Yoksulluk nedir, yoksul kime denir?
Yoksul, en temel ihtiyaçlarını, yaşadığı çoğrafyaya, günün şartlarına ve ait olduğu sosyal çevrenin standartlarına göre kendi imkanlarıyla yeteri kadar temin edemeyen insan olarak tanımlanır.yoksul, beslenme, giyinme, barınma, sağlık, eğitim ve evlenme gibi en zarurî ihtiyaçlarını, günün şartlarına, yaşadığı coğrafyaya ve sahip olduğu sosyal konuma göre belirlenecek olan standartlara uyacak şekilde kendi imkanlarıyla karşılayamayan insan olarak tarif edilir.
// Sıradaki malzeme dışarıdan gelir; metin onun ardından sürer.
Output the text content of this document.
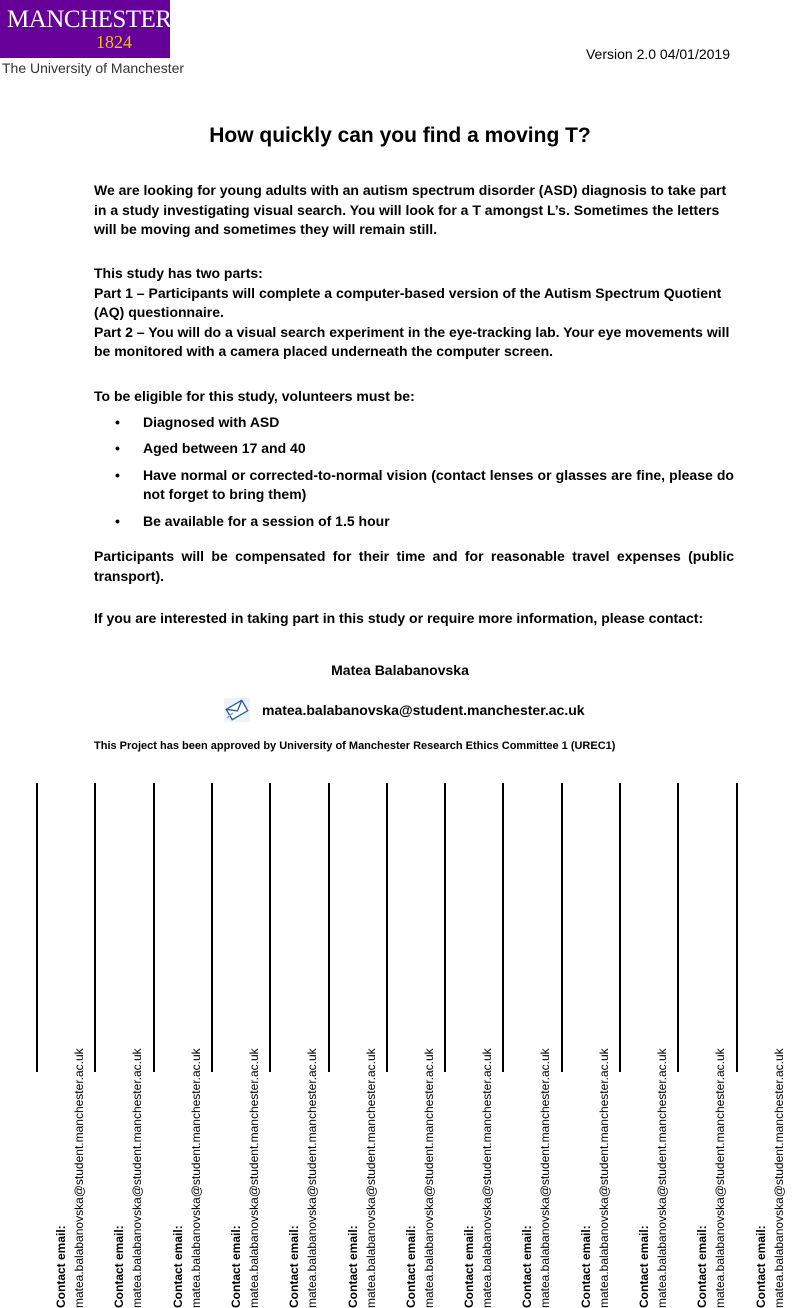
MANCHESTER
1824
The University of Manchester
Version 2.0 04/01/2019
How quickly can you find a moving T?

We are looking for young adults with an autism spectrum disorder (ASD) diagnosis to take part in a study investigating visual search. You will look for a T amongst L’s. Sometimes the letters will be moving and sometimes they will remain still.

This study has two parts:

Part 1 – Participants will complete a computer-based version of the Autism Spectrum Quotient (AQ) questionnaire.

Part 2 – You will do a visual search experiment in the eye-tracking lab. Your eye movements will be monitored with a camera placed underneath the computer screen.

To be eligible for this study, volunteers must be:

• Diagnosed with ASD
• Aged between 17 and 40
• Have normal or corrected-to-normal vision (contact lenses or glasses are fine, please do not forget to bring them)
• Be available for a session of 1.5 hour

Participants will be compensated for their time and for reasonable travel expenses (public transport).

If you are interested in taking part in this study or require more information, please contact:

Matea Balabanovska
matea.balabanovska@student.manchester.ac.uk
This Project has been approved by University of Manchester Research Ethics Committee 1 (UREC1)
Contact email: matea.balabanovska@student.manchester.ac.uk Contact email: matea.balabanovska@student.manchester.ac.uk Contact email: matea.balabanovska@student.manchester.ac.uk Contact email: matea.balabanovska@student.manchester.ac.uk Contact email: matea.balabanovska@student.manchester.ac.uk Contact email: matea.balabanovska@student.manchester.ac.uk Contact email: matea.balabanovska@student.manchester.ac.uk Contact email: matea.balabanovska@student.manchester.ac.uk Contact email: matea.balabanovska@student.manchester.ac.uk Contact email: matea.balabanovska@student.manchester.ac.uk Contact email: matea.balabanovska@student.manchester.ac.uk Contact email: matea.balabanovska@student.manchester.ac.uk Contact email: matea.balabanovska@student.manchester.ac.uk
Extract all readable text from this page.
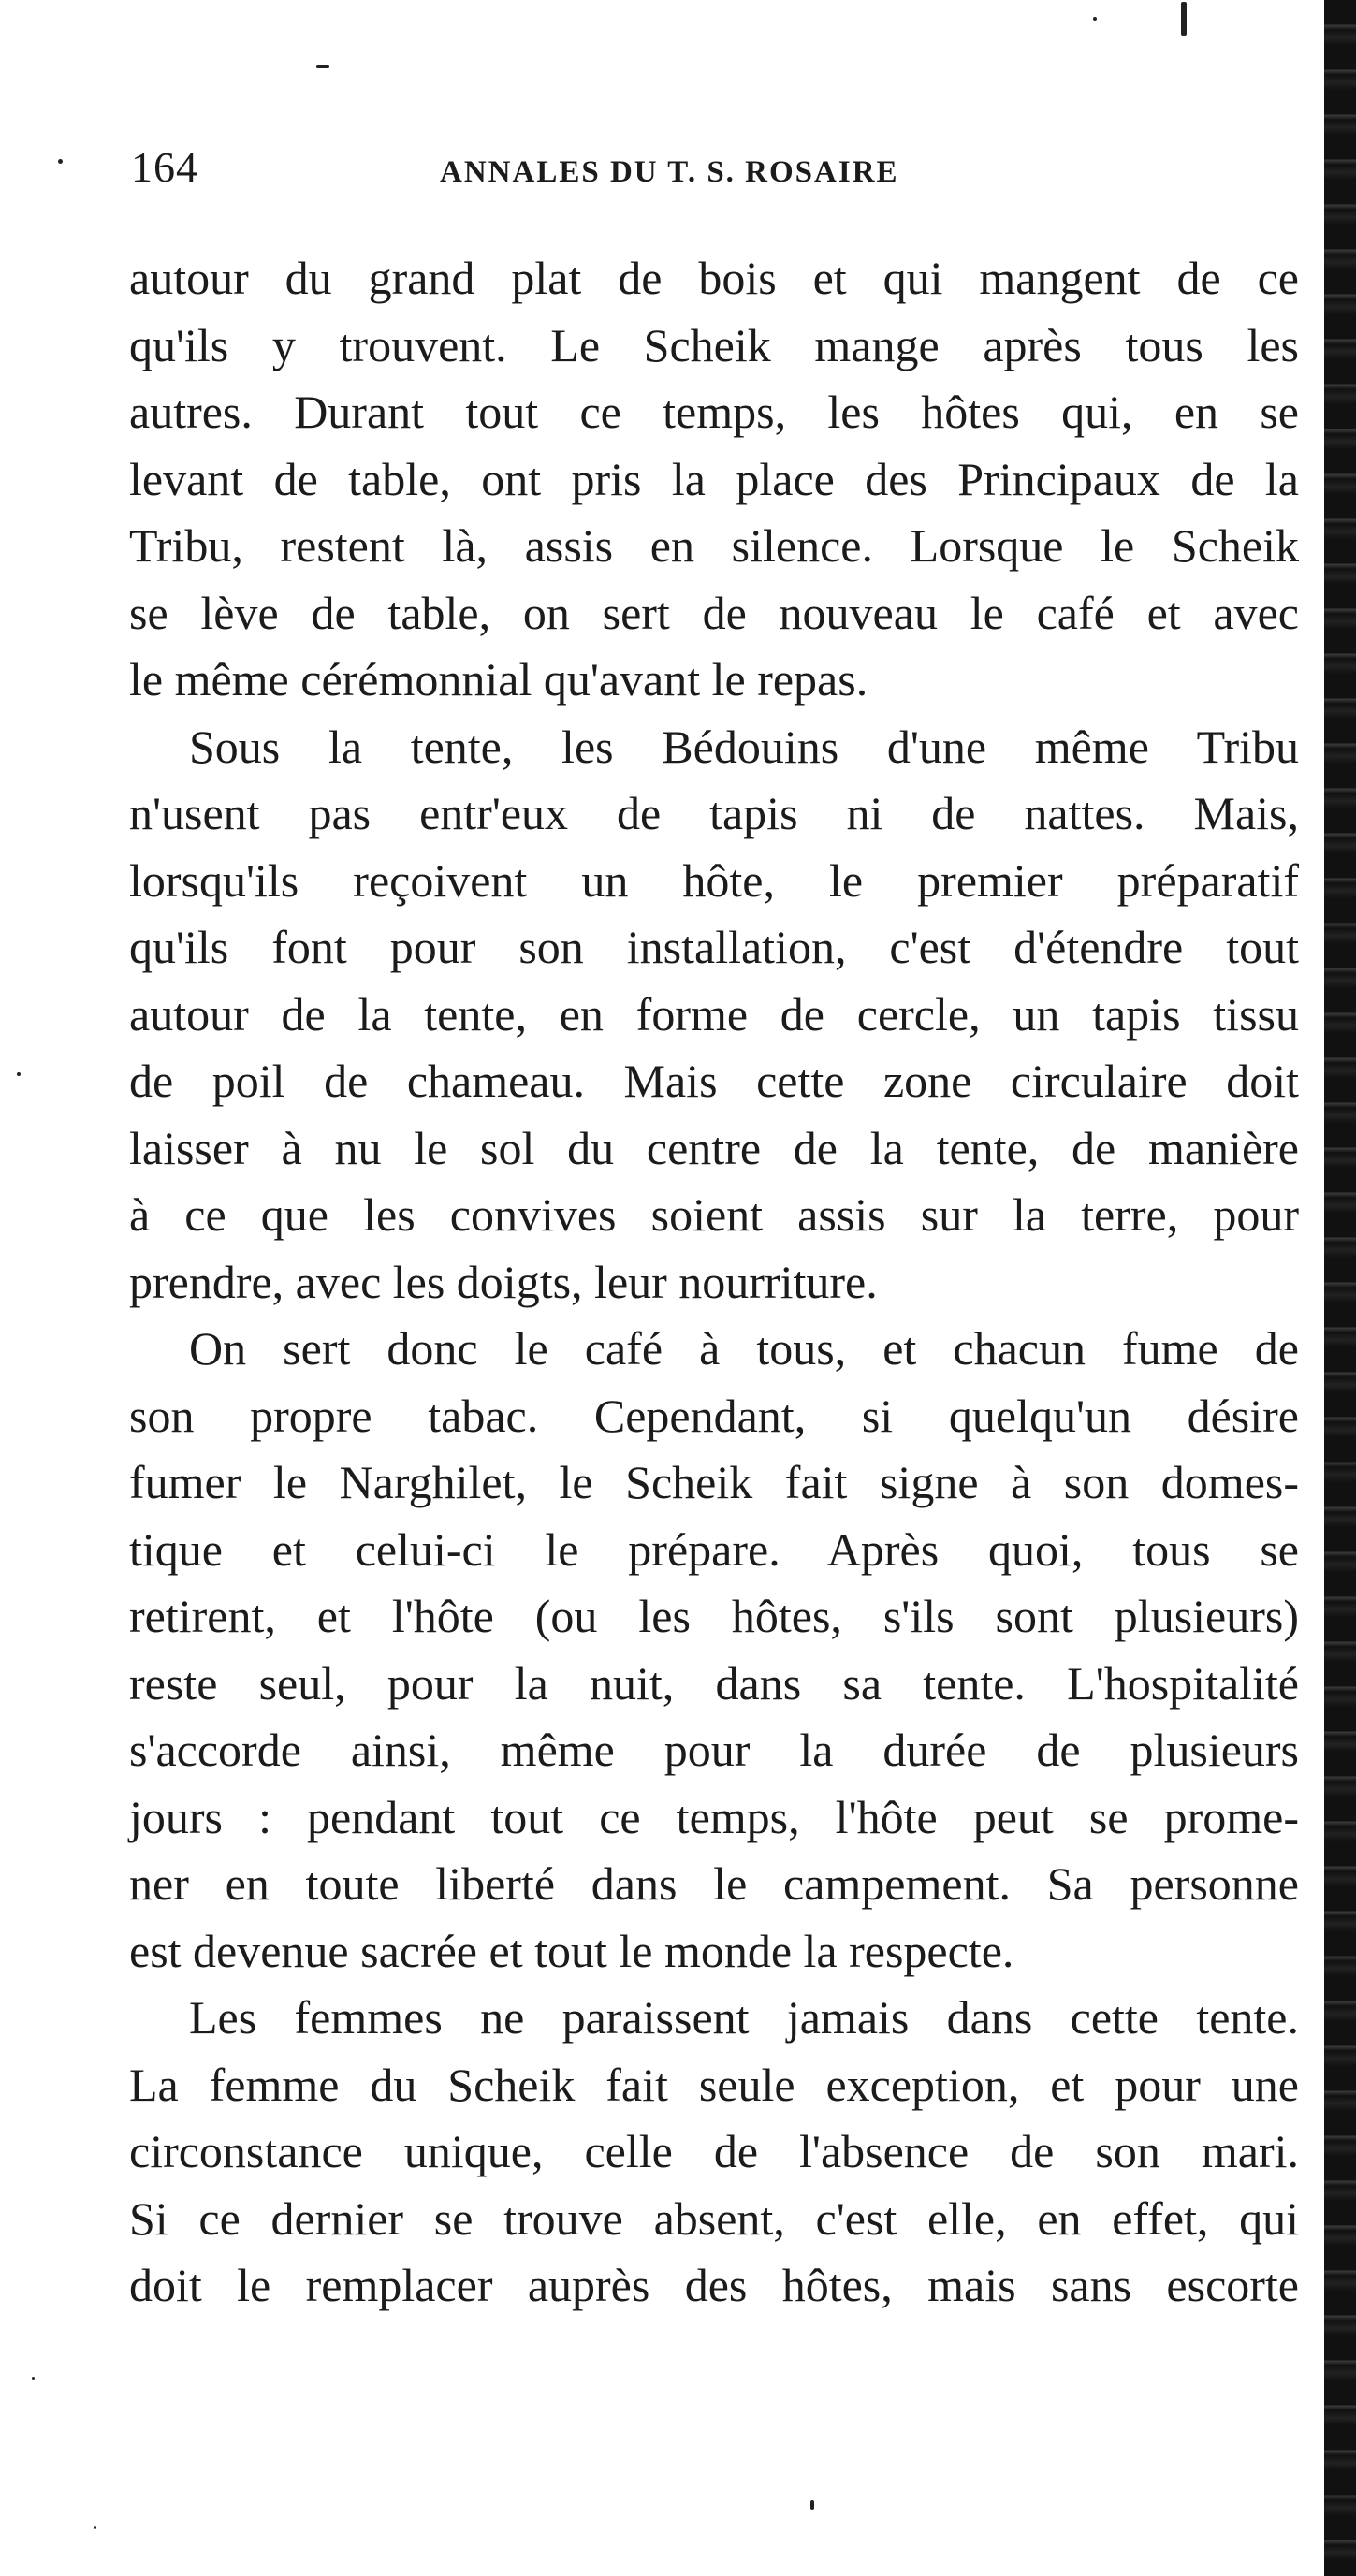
164	ANNALES DU T. S. ROSAIRE
autour du grand plat de bois et qui mangent de ce
qu'ils y trouvent. Le Scheik mange après tous les
autres. Durant tout ce temps, les hôtes qui, en se
levant de table, ont pris la place des Principaux de la
Tribu, restent là, assis en silence. Lorsque le Scheik
se lève de table, on sert de nouveau le café et avec
le même cérémonnial qu'avant le repas.
Sous la tente, les Bédouins d'une même Tribu
n'usent pas entr'eux de tapis ni de nattes. Mais,
lorsqu'ils reçoivent un hôte, le premier préparatif
qu'ils font pour son installation, c'est d'étendre tout
autour de la tente, en forme de cercle, un tapis tissu
de poil de chameau. Mais cette zone circulaire doit
laisser à nu le sol du centre de la tente, de manière
à ce que les convives soient assis sur la terre, pour
prendre, avec les doigts, leur nourriture.
On sert donc le café à tous, et chacun fume de
son propre tabac. Cependant, si quelqu'un désire
fumer le Narghilet, le Scheik fait signe à son domes-
tique et celui-ci le prépare. Après quoi, tous se
retirent, et l'hôte (ou les hôtes, s'ils sont plusieurs)
reste seul, pour la nuit, dans sa tente. L'hospitalité
s'accorde ainsi, même pour la durée de plusieurs
jours : pendant tout ce temps, l'hôte peut se prome-
ner en toute liberté dans le campement. Sa personne
est devenue sacrée et tout le monde la respecte.
Les femmes ne paraissent jamais dans cette tente.
La femme du Scheik fait seule exception, et pour une
circonstance unique, celle de l'absence de son mari.
Si ce dernier se trouve absent, c'est elle, en effet, qui
doit le remplacer auprès des hôtes, mais sans escorte
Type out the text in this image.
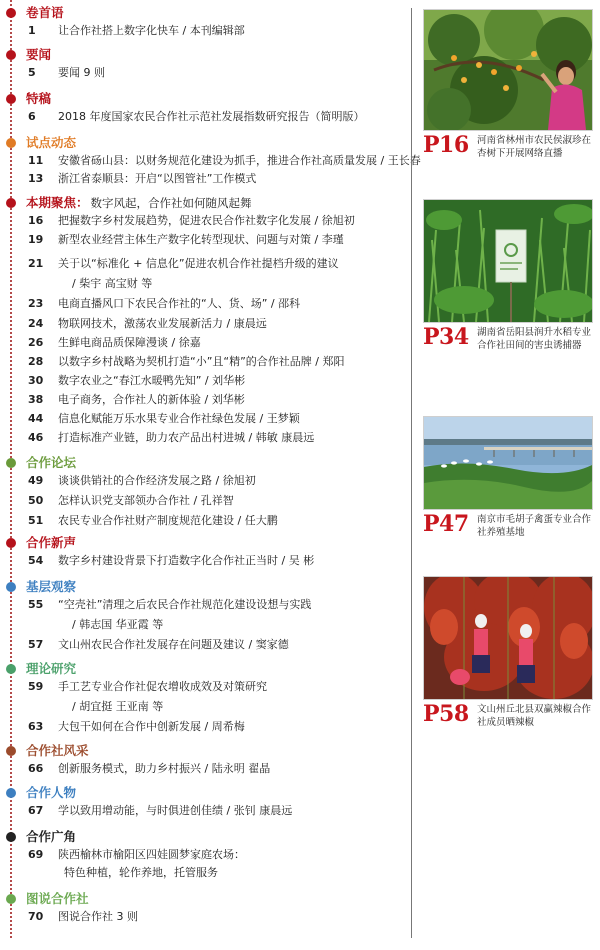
卷首语
1	让合作社搭上数字化快车 / 本刊编辑部
要闻
5	要闻 9 则
特稿
6	2018 年度国家农民合作社示范社发展指数研究报告（简明版）
试点动态
11	安徽省砀山县：以财务规范化建设为抓手，推进合作社高质量发展 / 王长春
13	浙江省泰顺县：开启“以图管社”工作模式
本期聚焦： 数字风起，合作社如何随风起舞
16	把握数字乡村发展趋势，促进农民合作社数字化发展 / 徐旭初
19	新型农业经营主体生产数字化转型现状、问题与对策 / 李瑾
21	关于以“标准化 + 信息化”促进农机合作社提档升级的建议
/ 柴宇 高宝财 等
23	电商直播风口下农民合作社的“人、货、场” / 邵科
24	物联网技术，激荡农业发展新活力 / 康晨远
26	生鲜电商品质保障漫谈 / 徐嘉
28	以数字乡村战略为契机打造“小”且“精”的合作社品牌 / 郑阳
30	数字农业之“春江水暖鸭先知” / 刘华彬
38	电子商务，合作社人的新体验 / 刘华彬
44	信息化赋能万乐水果专业合作社绿色发展 / 王梦颖
46	打造标准产业链，助力农产品出村进城 / 韩敏 康晨远
合作论坛
49	谈谈供销社的合作经济发展之路 / 徐旭初
50	怎样认识党支部领办合作社 / 孔祥智
51	农民专业合作社财产制度规范化建设 / 任大鹏
合作新声
54	数字乡村建设背景下打造数字化合作社正当时 / 吴 彬
基层观察
55	“空壳社”清理之后农民合作社规范化建设设想与实践
/ 韩志国 华亚霞 等
57	文山州农民合作社发展存在问题及建议 / 窦家德
理论研究
59	手工艺专业合作社促农增收成效及对策研究
/ 胡宜挺 王亚南 等
63	大包干如何在合作中创新发展 / 周希梅
合作社风采
66	创新服务模式，助力乡村振兴 / 陆永明 翟晶
合作人物
67	学以致用增动能，与时俱进创佳绩 / 张钊 康晨远
合作广角
69	陕西榆林市榆阳区四娃圆梦家庭农场：
特色种植，轮作养地，托管服务
图说合作社
70	图说合作社 3 则
P16 河南省林州市农民侯淑珍在杏树下开展网络直播
P34 湖南省岳阳县润升水稻专业合作社田间的害虫诱捕器
P47 南京市毛胡子禽蛋专业合作社养殖基地
P58 文山州丘北县双赢辣椒合作社成员晒辣椒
Bu tariften anlaşılacağı gibi, yoksulluk, içinde bulunulan zamana, yaşanılan sosyal çevreye ve ait olunan coğrafyaya göre değişecektir.
Sakatlık nedir,sakat kime denir?
Sakatlık,doğuştan veya sonradan bir kaza veya hastalık sonucu vücutta gelen eksiklik demektir.Sakat ise;doğuştan,kaza veya hastalık sonucu vücudunda eksiklik meydana gelen kişi diye tarif edilir.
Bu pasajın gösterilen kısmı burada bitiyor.